170 00:22:32.720 00:22:36.720 Awaish Kumar: Okay, so, like.

171 00:22:36.720 00:22:37.320 Robert Tseng: Cool, cool.

172 00:22:37.320 00:22:37.820 Awaish Kumar: Have a good day.

173 00:22:38.233 00:22:39.060 Robert Tseng: To help.

174 00:22:39.890 00:22:44.920 Awaish Kumar: Okay, I will get everything from order completed and and everything from order shipped.

175 00:22:45.140 00:22:49.129 Awaish Kumar: And then you can like, select whatever columns you need.

176 00:22:49.270 00:22:51.770 Robert Tseng: Yeah, and the yeah and the dial machine. Yep.

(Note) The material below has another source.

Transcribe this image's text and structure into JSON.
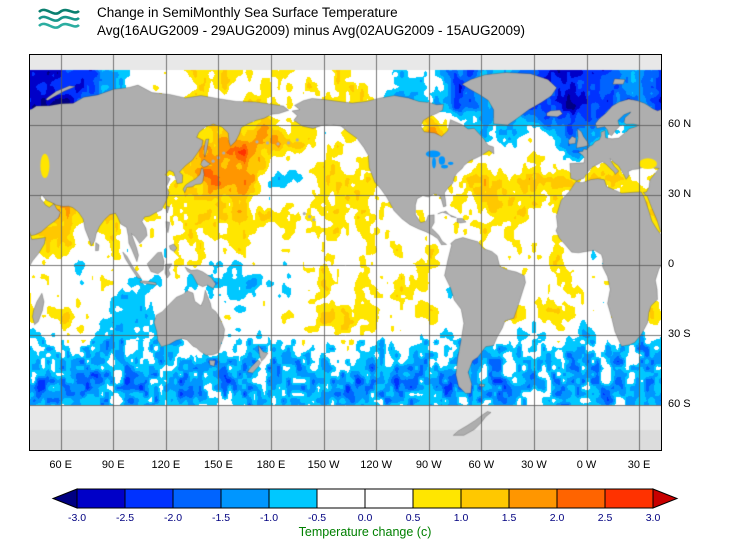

177 00:22:52.340 00:23:00.349 Robert Tseng: okay, cool. So I’m assuming you’ll send that to me shortly, and then I’ll run this through, and I’ll set up the mapping, and hopefully I can fire and test event.

178 00:23:00.700 00:23:06.650 Robert Tseng: You know, the next 30 min before, and if it works, then I’ll kind of

179 00:23:07.010 00:23:08.190 Robert Tseng: then I think we can.

180 00:23:08.360 00:23:12.589 Robert Tseng: Oh, yeah, then we’ll then we’ll try to figure out how to push it to the next step.

181 00:23:12.590 00:23:15.169 Awaish Kumar: Should I build this in the segment like?

182 00:23:15.670 00:23:17.389 Awaish Kumar: Should I define this model right.

183 00:23:18.493 00:23:23.370 Robert Tseng: Yeah, this models and segment. I mean, yeah, you can.

184 00:23:25.510 00:23:33.789 Awaish Kumar: Like I’m I’m just want to be clear, like the query will write, then I will create this model, and then I will inform you right? Is that what needed? Okay.

185 00:23:33.790 00:23:35.460 Robert Tseng: Yeah, that’s it. Okay.

186 00:23:36.910 00:23:38.130 Awaish Kumar: Perfect. Thank you.

187 00:23:38.130 00:23:39.620 Robert Tseng: Thanks, but.